Setting Limits at Work

A few months ago, I spoke to a friend of mine who does transactional work for a large law firm.  He was bemoaning the fact that the pace of his workload was unsustainable.  He felt like he was drinking from a fire hose.  Clients and partners were emailing him at all hours, he was spending a significant portion of his family vacations on the phone and in general, he was feeling burnt out.

Fast forward several months and the situation has changed.  My friend is still working hard; but by modifying his own behavior, he finds that he is feeling considerably less stress.

What was interesting about my discussion was that my friend had come to realize that a portion of his stress was self inflicted.  Despite the fact that he had worked for the firm for over five years and had proved himself to be reliable and hard working, he was treating every phone call and email as urgent.

In short, he was not setting limits on any requests he was receiving.

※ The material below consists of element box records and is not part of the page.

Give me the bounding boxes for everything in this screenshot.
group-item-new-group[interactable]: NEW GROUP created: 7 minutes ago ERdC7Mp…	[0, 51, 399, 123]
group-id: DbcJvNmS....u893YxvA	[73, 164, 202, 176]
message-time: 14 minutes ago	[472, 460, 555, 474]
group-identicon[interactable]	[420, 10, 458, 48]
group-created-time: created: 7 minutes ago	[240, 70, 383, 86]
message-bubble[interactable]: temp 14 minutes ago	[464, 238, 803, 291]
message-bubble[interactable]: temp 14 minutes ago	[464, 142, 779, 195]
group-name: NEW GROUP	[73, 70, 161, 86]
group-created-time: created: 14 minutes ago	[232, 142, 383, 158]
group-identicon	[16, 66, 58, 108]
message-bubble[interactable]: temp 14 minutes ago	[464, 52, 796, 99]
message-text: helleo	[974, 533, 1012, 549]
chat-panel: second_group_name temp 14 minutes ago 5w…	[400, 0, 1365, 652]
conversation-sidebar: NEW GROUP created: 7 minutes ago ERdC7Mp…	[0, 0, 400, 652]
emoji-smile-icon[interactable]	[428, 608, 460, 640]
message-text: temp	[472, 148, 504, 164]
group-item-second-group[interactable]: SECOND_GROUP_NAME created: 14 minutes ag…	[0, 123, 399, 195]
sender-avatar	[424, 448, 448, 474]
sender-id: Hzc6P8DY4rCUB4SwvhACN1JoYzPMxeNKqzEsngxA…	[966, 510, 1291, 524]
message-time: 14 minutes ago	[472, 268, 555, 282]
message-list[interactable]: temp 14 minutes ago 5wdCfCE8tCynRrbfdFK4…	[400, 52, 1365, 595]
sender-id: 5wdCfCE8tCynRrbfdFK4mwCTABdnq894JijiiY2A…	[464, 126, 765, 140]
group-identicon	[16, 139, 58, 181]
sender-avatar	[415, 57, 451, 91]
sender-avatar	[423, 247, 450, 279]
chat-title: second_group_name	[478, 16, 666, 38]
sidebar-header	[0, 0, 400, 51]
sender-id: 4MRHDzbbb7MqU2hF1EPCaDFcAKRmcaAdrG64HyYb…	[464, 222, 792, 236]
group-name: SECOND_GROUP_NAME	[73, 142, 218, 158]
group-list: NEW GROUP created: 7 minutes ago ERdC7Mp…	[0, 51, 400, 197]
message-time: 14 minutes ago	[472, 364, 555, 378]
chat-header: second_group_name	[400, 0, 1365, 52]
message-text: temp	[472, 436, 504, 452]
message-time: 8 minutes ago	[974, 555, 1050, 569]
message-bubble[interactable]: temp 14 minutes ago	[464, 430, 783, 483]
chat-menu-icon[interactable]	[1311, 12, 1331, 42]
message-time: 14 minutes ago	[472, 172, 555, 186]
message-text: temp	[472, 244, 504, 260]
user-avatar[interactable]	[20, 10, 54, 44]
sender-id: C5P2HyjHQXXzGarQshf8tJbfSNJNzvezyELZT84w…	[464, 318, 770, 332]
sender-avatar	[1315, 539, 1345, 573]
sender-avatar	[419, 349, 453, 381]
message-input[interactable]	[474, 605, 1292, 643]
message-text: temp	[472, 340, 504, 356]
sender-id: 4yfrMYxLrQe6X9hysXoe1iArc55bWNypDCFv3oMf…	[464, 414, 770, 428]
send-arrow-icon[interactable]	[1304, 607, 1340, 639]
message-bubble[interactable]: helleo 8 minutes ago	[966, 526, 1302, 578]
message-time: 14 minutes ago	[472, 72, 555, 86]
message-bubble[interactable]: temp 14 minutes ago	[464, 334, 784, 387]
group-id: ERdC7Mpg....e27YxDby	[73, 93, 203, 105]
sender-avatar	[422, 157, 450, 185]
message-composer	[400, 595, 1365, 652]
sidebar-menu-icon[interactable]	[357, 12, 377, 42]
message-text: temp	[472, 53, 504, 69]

So now, he turns off his phone at 8 p.m. every night and unless he is up against a deadline, he reserves the rest of his evening to spend time with his family and pursue his personal interests.  More importantly, when he gets requests from clients at 5 p.m., he asks them when they need to hear back.  More often than not, the answer is NOT 8 a.m. the next morning.  Similarly, he asks partners when they need a response.

By turning off his phone in the evening and by asking clients and partners for REAL deadlines, this friend of mine has made a meaningful difference in his work/life balance.  He still works long hours. But now he is much more selective about what work is urgent and which matters can wait until he gets into the office the next day.  And life is much better for him.